3.3.2. Selection of the Observer

The training reflects absolutely the knowledge and understanding of usability testing of the said dimensions. The potential observer might be a novel computer user and may not have any idea about how to use the IT tools, and even with an efficient computer expert there is no guarantee that they will be a good usability tester.

3.3.3. Game Selection

With insufficient availability of educational games in other languages, a good ranking English generic educational mobile application for children in the 6–8-year age group is appropriate. It should also be ensured that the subjects of the selected game should be generic, such as English, Maths, or Science which are common across the globe.

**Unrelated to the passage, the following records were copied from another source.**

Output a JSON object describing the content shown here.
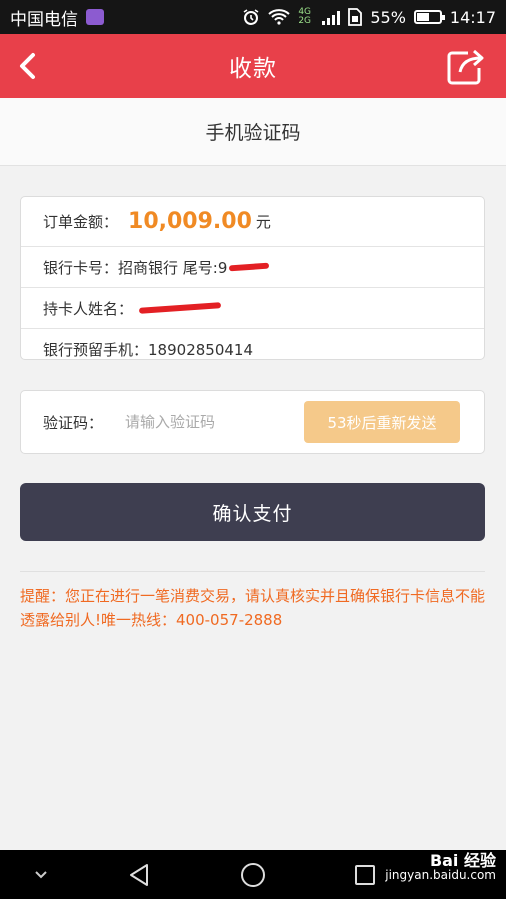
{
  "status_bar": {
    "carrier": "中国电信",
    "network": "4G 2G",
    "battery": "55%",
    "battery_level": 0.55,
    "time": "14:17"
  },
  "header": {
    "title": "收款",
    "back_icon": "chevron-left-icon",
    "share_icon": "share-external-icon"
  },
  "sub_header": {
    "title": "手机验证码"
  },
  "order": {
    "amount_label": "订单金额：",
    "amount": "10,009.00",
    "currency": "元",
    "bank_card_label": "银行卡号：",
    "bank_card_value": "招商银行 尾号:9",
    "holder_label": "持卡人姓名：",
    "phone_label": "银行预留手机：",
    "phone_value": "18902850414"
  },
  "verification": {
    "label": "验证码：",
    "placeholder": "请输入验证码",
    "resend_button": "53秒后重新发送"
  },
  "confirm_button": "确认支付",
  "notice": "提醒：您正在进行一笔消费交易，请认真核实并且确保银行卡信息不能透露给别人!唯一热线：400-057-2888",
  "watermark": {
    "brand": "Bai 经验",
    "url": "jingyan.baidu.com"
  },
  "colors": {
    "header": "#e8404a",
    "amount": "#f08a24",
    "resend": "#f5c98a",
    "confirm": "#3e3e50",
    "notice": "#f06a22"
  }
}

3.3.4. Trainer’s Selection

A certified usability testing training from ISTQB (International Software Testing Qualifications Board) or a B.S. in HCI and usability engineering with sufficient industrial experience of mobile app testing and evaluation procedures is considered to be appropriate training for the proposed training module.

3.3.5. Training Material

Training material is generic, where the trainer is required to cover the following learning outcomes:(1)To provide an overview of usability evaluation for learnability, memorability, ease of use, and level of enjoyment [43](2)To evaluate the usability of an educational game for learnability, memorability, ease of use, and level of enjoyment [44]

It is the choice of the trainer to develop the training material to cover the above learning outcomes.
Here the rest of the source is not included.